Legal Challenges to Algorithmic Pricing May Undermine Market-Process Improvements
Recent private and government antitrust challenges to individual firms’ use of “algorithmic pricing” may discourage the use of algorithms, and thereby reduce market efficiency, to the ultimate detriment of producers and consumers. A proposed U.S. Justice Department (DOJ) settlement with RealPage—a provider of commercial revenue-management software and services for the conventional multifamily rental-housing industry—is an exercise in micromanagement that could deter the development of welfare-enhancing algorithms. New state laws go even further in limiting the use.
Federal and state antitrust enforcers and legislators may want to reconsider their algorithm-skeptical positions, which if maintained could retard technology-driven improvements in the working of U.S. markets.
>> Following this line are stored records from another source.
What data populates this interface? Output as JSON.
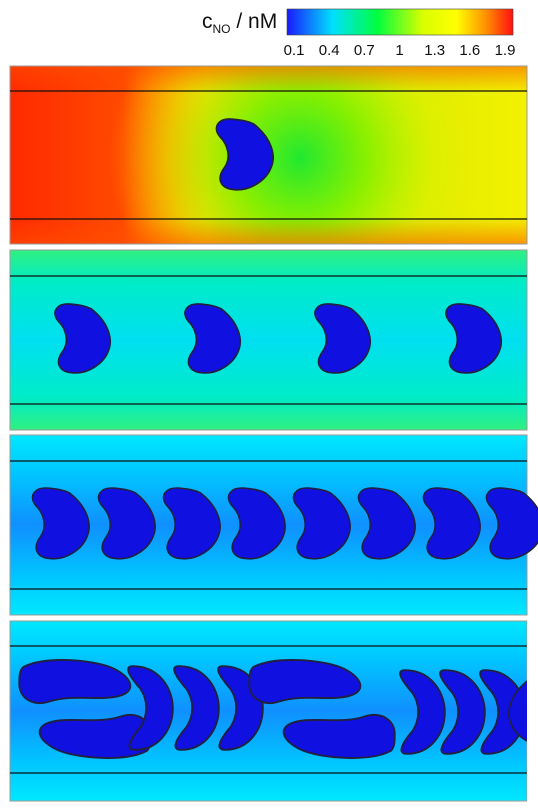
{
  "colorbar": {
    "quantity": "c",
    "subscript": "NO",
    "unit": "/ nM",
    "ticks": [
      "0.1",
      "0.4",
      "0.7",
      "1",
      "1.3",
      "1.6",
      "1.9"
    ],
    "colors": [
      "#1a1aff",
      "#00dfff",
      "#00ff40",
      "#d8ff00",
      "#ffff00",
      "#ff9000",
      "#ff1010"
    ]
  },
  "panels": [
    {
      "id": "panel-1",
      "background": "gradient-high",
      "cells": 1
    },
    {
      "id": "panel-2",
      "background": "#22ee9a",
      "cells": 4
    },
    {
      "id": "panel-3",
      "background": "#00dfff",
      "cells": 8
    },
    {
      "id": "panel-4",
      "background": "#00dfff",
      "cells": 11
    }
  ],
  "colors": {
    "cell_fill": "#1010e0",
    "cell_stroke": "#202040",
    "wall_line": "#111111"
  }
}
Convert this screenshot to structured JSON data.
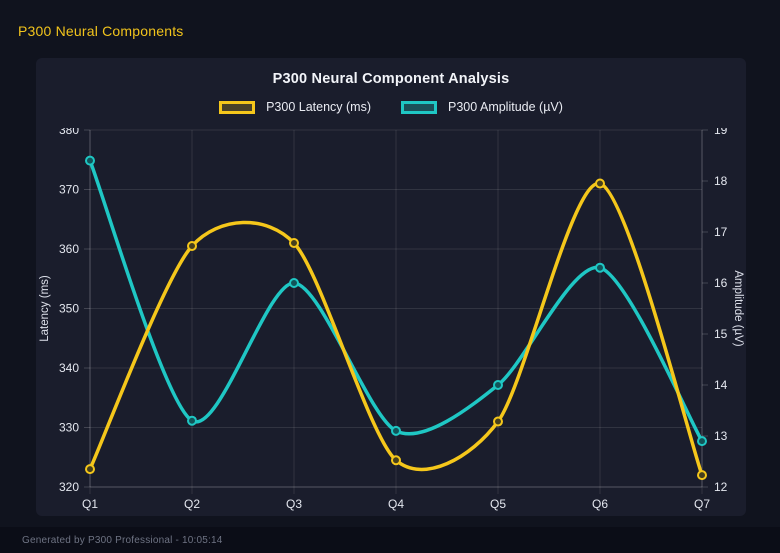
{
  "page": {
    "header_title": "P300 Neural Components",
    "footer_text": "Generated by P300 Professional - 10:05:14"
  },
  "chart_data": {
    "type": "line",
    "title": "P300 Neural Component Analysis",
    "categories": [
      "Q1",
      "Q2",
      "Q3",
      "Q4",
      "Q5",
      "Q6",
      "Q7"
    ],
    "series": [
      {
        "name": "P300 Latency (ms)",
        "axis": "left",
        "color": "#f5c71b",
        "fill": "rgba(245,199,27,0.22)",
        "point_fill": "#46401d",
        "values": [
          323,
          360.5,
          361,
          324.5,
          331,
          371,
          322
        ]
      },
      {
        "name": "P300 Amplitude (µV)",
        "axis": "right",
        "color": "#1fc7c4",
        "fill": "rgba(31,199,196,0.30)",
        "point_fill": "#125459",
        "values": [
          18.4,
          13.3,
          16.0,
          13.1,
          14.0,
          16.3,
          12.9
        ]
      }
    ],
    "left_axis": {
      "label": "Latency (ms)",
      "min": 320,
      "max": 380,
      "step": 10
    },
    "right_axis": {
      "label": "Amplitude (µV)",
      "min": 12,
      "max": 19,
      "step": 1
    },
    "legend_position": "top",
    "grid": true,
    "smoothing_tension": 0.4
  },
  "colors": {
    "page_bg": "#10131e",
    "panel_bg": "#1a1d2c",
    "footer_bg": "#0b0d17",
    "accent_yellow": "#f2c41c",
    "grid": "rgba(255,255,255,0.10)",
    "axis_border": "rgba(255,255,255,0.18)",
    "tick_label": "#e4e7ef"
  }
}
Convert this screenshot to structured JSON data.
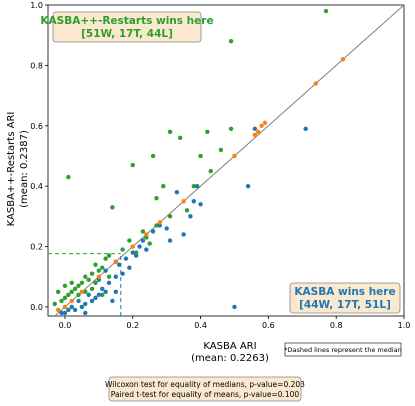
{
  "chart_data": {
    "type": "scatter",
    "xlabel": "KASBA ARI",
    "xlabel_mean": "(mean: 0.2263)",
    "ylabel": "KASBA++-Restarts ARI",
    "ylabel_mean": "(mean: 0.2387)",
    "xlim": [
      -0.05,
      1.0
    ],
    "ylim": [
      -0.03,
      1.0
    ],
    "xticks": [
      "0.0",
      "0.2",
      "0.4",
      "0.6",
      "0.8",
      "1.0"
    ],
    "yticks": [
      "0.0",
      "0.2",
      "0.4",
      "0.6",
      "0.8",
      "1.0"
    ],
    "median_x": 0.1646,
    "median_y": 0.1764,
    "colors": {
      "green": "#2ca02c",
      "blue": "#1f77b4",
      "orange": "#ff7f0e",
      "diagonal": "#808080"
    },
    "top_box": {
      "line1": "KASBA++-Restarts wins here",
      "line2": "[51W, 17T, 44L]"
    },
    "bottom_box": {
      "line1": "KASBA wins here",
      "line2": "[44W, 17T, 51L]"
    },
    "median_note": "*Dashed lines represent the median",
    "stats": [
      "Wilcoxon test for equality of medians, p-value=0.203",
      "Paired t-test for equality of means, p-value=0.100"
    ],
    "series": [
      {
        "name": "green",
        "points": [
          [
            0.77,
            0.98
          ],
          [
            0.49,
            0.88
          ],
          [
            0.31,
            0.58
          ],
          [
            0.42,
            0.58
          ],
          [
            0.49,
            0.59
          ],
          [
            0.34,
            0.56
          ],
          [
            0.46,
            0.52
          ],
          [
            0.4,
            0.5
          ],
          [
            0.26,
            0.5
          ],
          [
            0.2,
            0.47
          ],
          [
            0.01,
            0.43
          ],
          [
            0.29,
            0.4
          ],
          [
            0.38,
            0.4
          ],
          [
            0.43,
            0.45
          ],
          [
            0.27,
            0.36
          ],
          [
            0.14,
            0.33
          ],
          [
            0.31,
            0.3
          ],
          [
            0.36,
            0.32
          ],
          [
            0.27,
            0.27
          ],
          [
            0.23,
            0.25
          ],
          [
            0.19,
            0.22
          ],
          [
            0.25,
            0.21
          ],
          [
            0.17,
            0.19
          ],
          [
            0.13,
            0.17
          ],
          [
            0.15,
            0.15
          ],
          [
            0.12,
            0.16
          ],
          [
            0.11,
            0.13
          ],
          [
            0.09,
            0.14
          ],
          [
            0.1,
            0.12
          ],
          [
            0.08,
            0.11
          ],
          [
            0.07,
            0.09
          ],
          [
            0.06,
            0.1
          ],
          [
            0.05,
            0.08
          ],
          [
            0.04,
            0.07
          ],
          [
            0.03,
            0.06
          ],
          [
            0.02,
            0.05
          ],
          [
            0.01,
            0.04
          ],
          [
            0.0,
            0.03
          ],
          [
            -0.01,
            0.02
          ],
          [
            0.02,
            0.08
          ],
          [
            0.11,
            0.04
          ],
          [
            0.13,
            0.1
          ],
          [
            0.06,
            0.05
          ],
          [
            0.04,
            0.04
          ],
          [
            0.0,
            0.07
          ],
          [
            -0.02,
            0.05
          ],
          [
            -0.03,
            0.01
          ],
          [
            0.08,
            0.06
          ],
          [
            0.21,
            0.18
          ],
          [
            0.09,
            0.08
          ],
          [
            0.24,
            0.23
          ]
        ]
      },
      {
        "name": "blue",
        "points": [
          [
            0.71,
            0.59
          ],
          [
            0.56,
            0.59
          ],
          [
            0.54,
            0.4
          ],
          [
            0.39,
            0.4
          ],
          [
            0.38,
            0.35
          ],
          [
            0.33,
            0.38
          ],
          [
            0.37,
            0.3
          ],
          [
            0.4,
            0.34
          ],
          [
            0.35,
            0.24
          ],
          [
            0.31,
            0.22
          ],
          [
            0.3,
            0.26
          ],
          [
            0.26,
            0.25
          ],
          [
            0.23,
            0.22
          ],
          [
            0.21,
            0.17
          ],
          [
            0.19,
            0.13
          ],
          [
            0.17,
            0.11
          ],
          [
            0.16,
            0.14
          ],
          [
            0.15,
            0.1
          ],
          [
            0.13,
            0.08
          ],
          [
            0.12,
            0.05
          ],
          [
            0.11,
            0.06
          ],
          [
            0.1,
            0.09
          ],
          [
            0.09,
            0.03
          ],
          [
            0.08,
            0.02
          ],
          [
            0.07,
            0.04
          ],
          [
            0.06,
            0.01
          ],
          [
            0.05,
            0.0
          ],
          [
            0.04,
            0.02
          ],
          [
            0.03,
            -0.01
          ],
          [
            0.02,
            0.0
          ],
          [
            0.01,
            -0.01
          ],
          [
            0.0,
            -0.02
          ],
          [
            0.5,
            0.0
          ],
          [
            0.14,
            0.02
          ],
          [
            0.18,
            0.16
          ],
          [
            0.24,
            0.19
          ],
          [
            0.28,
            0.27
          ],
          [
            0.22,
            0.2
          ],
          [
            0.1,
            0.04
          ],
          [
            0.06,
            -0.02
          ],
          [
            -0.01,
            -0.02
          ],
          [
            0.15,
            0.05
          ],
          [
            0.12,
            0.12
          ],
          [
            0.2,
            0.18
          ]
        ]
      },
      {
        "name": "orange",
        "points": [
          [
            0.82,
            0.82
          ],
          [
            0.74,
            0.74
          ],
          [
            0.59,
            0.61
          ],
          [
            0.58,
            0.6
          ],
          [
            0.57,
            0.58
          ],
          [
            0.56,
            0.57
          ],
          [
            0.5,
            0.5
          ],
          [
            0.28,
            0.28
          ],
          [
            0.24,
            0.24
          ],
          [
            0.2,
            0.2
          ],
          [
            0.0,
            0.0
          ],
          [
            -0.02,
            -0.01
          ],
          [
            0.02,
            0.02
          ],
          [
            0.05,
            0.05
          ],
          [
            0.1,
            0.1
          ],
          [
            0.15,
            0.15
          ],
          [
            0.35,
            0.35
          ]
        ]
      }
    ]
  }
}
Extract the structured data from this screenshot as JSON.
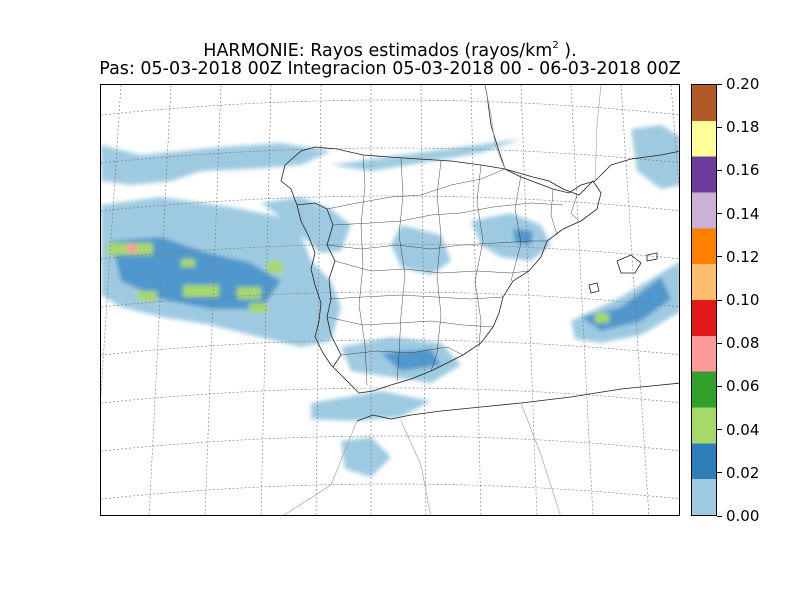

In assessing recent government litigation aimed at limiting algorithmic-pricing freedom, keep in mind that the government’s record in seeking to regulate business pricing is dismal and rife with economically harmful failures, as reflected in shortages, black markets, inflation, and reduced innovation.
Simply put, price controls undermine the economy. They prevent market participants from reacting to constantly changing market conditions, thereby misallocating resources, and reducing the quality of goods and services over time. “Softer” forms of pricing oversight through antitrust litigation may be less draconian, but it should not be assumed that they are without economic costs.